Abstract:Co-speech gesture video generation aims to synthesize realistic, audio-aligned videos of speakers, complete with synchronized facial expressions and body gestures. This task presents challenges due to the significant one-to-many mapping between audio and visual content, further complicated by the scarcity of large-scale public datasets and high computational demands. We propose a lightweight framework that utilizes 2D full-body skeletons as an efficient auxiliary condition to bridge audio signals with visual outputs.

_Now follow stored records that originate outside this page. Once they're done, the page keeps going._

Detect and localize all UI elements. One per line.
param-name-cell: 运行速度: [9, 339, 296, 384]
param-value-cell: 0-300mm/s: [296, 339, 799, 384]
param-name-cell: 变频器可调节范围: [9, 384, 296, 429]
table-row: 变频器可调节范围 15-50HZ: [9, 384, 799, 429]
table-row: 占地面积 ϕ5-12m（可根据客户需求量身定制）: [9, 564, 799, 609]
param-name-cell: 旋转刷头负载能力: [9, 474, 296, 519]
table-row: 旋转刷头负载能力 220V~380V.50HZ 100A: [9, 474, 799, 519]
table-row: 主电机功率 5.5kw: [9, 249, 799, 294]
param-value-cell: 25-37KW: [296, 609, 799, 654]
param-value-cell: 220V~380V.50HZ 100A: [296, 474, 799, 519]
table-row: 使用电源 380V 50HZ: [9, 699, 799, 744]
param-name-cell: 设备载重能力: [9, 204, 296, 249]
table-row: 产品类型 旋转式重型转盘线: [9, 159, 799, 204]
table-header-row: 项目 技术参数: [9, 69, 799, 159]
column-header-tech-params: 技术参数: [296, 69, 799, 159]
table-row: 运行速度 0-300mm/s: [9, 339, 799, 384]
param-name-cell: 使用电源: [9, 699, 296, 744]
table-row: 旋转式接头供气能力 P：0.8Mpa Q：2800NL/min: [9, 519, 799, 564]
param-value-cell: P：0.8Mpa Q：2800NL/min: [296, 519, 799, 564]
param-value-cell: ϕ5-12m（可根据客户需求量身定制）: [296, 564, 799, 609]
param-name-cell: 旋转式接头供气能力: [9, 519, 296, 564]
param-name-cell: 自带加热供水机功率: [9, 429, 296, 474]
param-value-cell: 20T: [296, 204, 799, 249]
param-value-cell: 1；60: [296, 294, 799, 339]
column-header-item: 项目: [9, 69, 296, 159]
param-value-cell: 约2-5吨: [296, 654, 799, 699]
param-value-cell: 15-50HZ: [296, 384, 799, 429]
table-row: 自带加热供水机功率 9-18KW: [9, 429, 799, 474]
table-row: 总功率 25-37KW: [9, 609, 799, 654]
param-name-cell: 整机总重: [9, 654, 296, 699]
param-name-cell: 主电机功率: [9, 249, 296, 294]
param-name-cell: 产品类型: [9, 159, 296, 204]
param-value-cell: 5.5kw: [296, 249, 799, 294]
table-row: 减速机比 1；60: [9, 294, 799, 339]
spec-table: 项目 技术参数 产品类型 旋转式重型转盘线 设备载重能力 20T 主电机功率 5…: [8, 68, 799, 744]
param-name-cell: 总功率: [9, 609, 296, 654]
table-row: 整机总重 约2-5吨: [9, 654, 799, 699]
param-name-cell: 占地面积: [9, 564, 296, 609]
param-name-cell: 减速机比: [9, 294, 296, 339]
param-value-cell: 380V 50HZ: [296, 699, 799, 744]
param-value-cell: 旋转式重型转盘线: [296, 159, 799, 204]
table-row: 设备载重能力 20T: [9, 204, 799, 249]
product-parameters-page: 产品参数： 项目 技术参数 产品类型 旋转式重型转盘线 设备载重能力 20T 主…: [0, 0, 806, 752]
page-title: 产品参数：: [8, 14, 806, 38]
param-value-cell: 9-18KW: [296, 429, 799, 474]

Our approach introduces a diffusion model conditioned on fine-grained audio segments and a skeleton extracted from the speaker's reference image, predicting skeletal motions through skeleton-audio feature fusion to ensure strict audio coordination and body shape consistency. The generated skeletons are then fed into an off-the-shelf human video generation model with the speaker's reference image to synthesize high-fidelity videos. To democratize research, we present CSG-405-the first public dataset with 405 hours of high-resolution videos across 71 speech types, annotated with 2D skeletons and diverse speaker demographics. Experiments show that our method exceeds state-of-the-art approaches in visual quality and synchronization while generalizing across speakers and contexts.